ScheduleCRON Expression
Daily at 2 AM0 2 * * *
Every Monday0 0 * * 1
Every 15 mins*/15 * * * *

How to Set Up

  1. In Job settings → “Schedule”“Cron Schedule”.
  2. Enter expression (e.g., 0 0 * * * for daily midnight runs).

6. Debugging a Failed Task

Steps to Debug

  1. Check Run Logs:
    • Navigate to the failed run → “Logs” tab.
    • Look for errors (e.g., Exception: File not found).
  2. Reproduce Locally:
    • Run the notebook interactively with the same inputs.
  3. Common Issues:
    • Missing data/files.
    • Permission errors.
    • Syntax errors in code.

Example Fix

  • Error: AnalysisException: Table not found.
  • Solution: Correct table name or ensure table exists.

7. Setting Up a Retry Policy

Why Retry?

  • Handle transient failures (e.g., network issues).
  • Avoid manual intervention.

Configuration Options

  1. Number of Retries: Max attempts (default: 0).
  2. Retry Delay: Wait time between retries (e.g., 5 mins).

How to Set Up

  1. UI:
    • In task settings → “Retry Policy” → Set max retries and delay.
  2. API:
    {
      "retry_on_timeout": true,
      "max_retries": 3,
      "min_retry_interval_millis": 300000
    }
    

Example

  • Task fails due to temporary API outage → Retries 3x with 5-minute gaps.

8. Creating Alerts for Failed Tasks

Why Alert?

  • Get notified immediately when a job fails.
  • Reduce downtime.

Alert Options

  1. Email Notifications:
    • Send alerts to individuals or groups.
  2. Webhooks:
    • Integrate with Slack, PagerDuty, etc.

How to Set Up

  1. UI:
    • Navigate to Jobs → Select job → “Alerts” tab.
    • Add email/webhook.
  2. API:
    {
      "email_notifications": {
        "on_failure": ["user@example.com"]
      }
    }
    

Example

  • Job fails → Email sent to team@company.com.
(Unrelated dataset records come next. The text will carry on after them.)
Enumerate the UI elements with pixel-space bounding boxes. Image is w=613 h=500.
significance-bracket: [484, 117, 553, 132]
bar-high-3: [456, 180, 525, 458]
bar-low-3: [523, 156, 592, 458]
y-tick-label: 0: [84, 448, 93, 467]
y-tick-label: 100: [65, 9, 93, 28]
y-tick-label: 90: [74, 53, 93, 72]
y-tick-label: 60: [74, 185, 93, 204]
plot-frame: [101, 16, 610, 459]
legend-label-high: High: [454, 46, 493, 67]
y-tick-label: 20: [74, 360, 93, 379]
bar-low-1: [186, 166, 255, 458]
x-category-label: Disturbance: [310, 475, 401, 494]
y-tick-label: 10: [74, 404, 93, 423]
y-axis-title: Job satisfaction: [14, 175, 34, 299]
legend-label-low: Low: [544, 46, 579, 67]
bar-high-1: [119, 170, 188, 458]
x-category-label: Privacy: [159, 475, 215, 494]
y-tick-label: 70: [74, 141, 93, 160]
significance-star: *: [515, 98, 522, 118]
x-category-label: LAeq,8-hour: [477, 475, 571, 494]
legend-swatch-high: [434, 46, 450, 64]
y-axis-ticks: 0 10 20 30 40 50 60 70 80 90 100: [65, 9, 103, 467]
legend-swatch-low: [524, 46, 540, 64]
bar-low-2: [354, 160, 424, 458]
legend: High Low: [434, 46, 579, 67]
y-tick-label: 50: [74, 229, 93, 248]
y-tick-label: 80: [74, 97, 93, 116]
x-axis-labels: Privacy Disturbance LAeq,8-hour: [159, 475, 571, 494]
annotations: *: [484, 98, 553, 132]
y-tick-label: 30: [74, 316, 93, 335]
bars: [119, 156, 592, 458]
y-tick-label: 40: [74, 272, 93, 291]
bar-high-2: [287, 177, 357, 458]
9. Email Alerts for Failed Tasks

How It Works

  • Databricks sends an email to specified addresses when:
    • A task fails.
    • The entire job fails.

Configuration

  1. UI:
    • Job settings → “Notifications” → Add email.
  2. Limitations:
    • Only supports email (for advanced integrations, use webhooks).

Example Email Content

Subject: Job Failed - "daily_etl" (Run ID: 123)
Details: Task "transform_data" failed at 2023-10-01 02:00.
Error: FileNotFoundError: No such file: /data/input.csv

Summary Table: Key Concepts

TopicKey Takeaway
Multi-Task JobsBreak workflows into modular, parallelizable tasks with dependencies.
Predecessor TasksEnsure tasks run in order (e.g., ingest → transform).
CRON SchedulingUse expressions like 0 0 * * * for daily runs.
Retry PoliciesConfigure retries (e.g., 3 attempts) for transient failures.
AlertsNotify via email/webhook when jobs fail.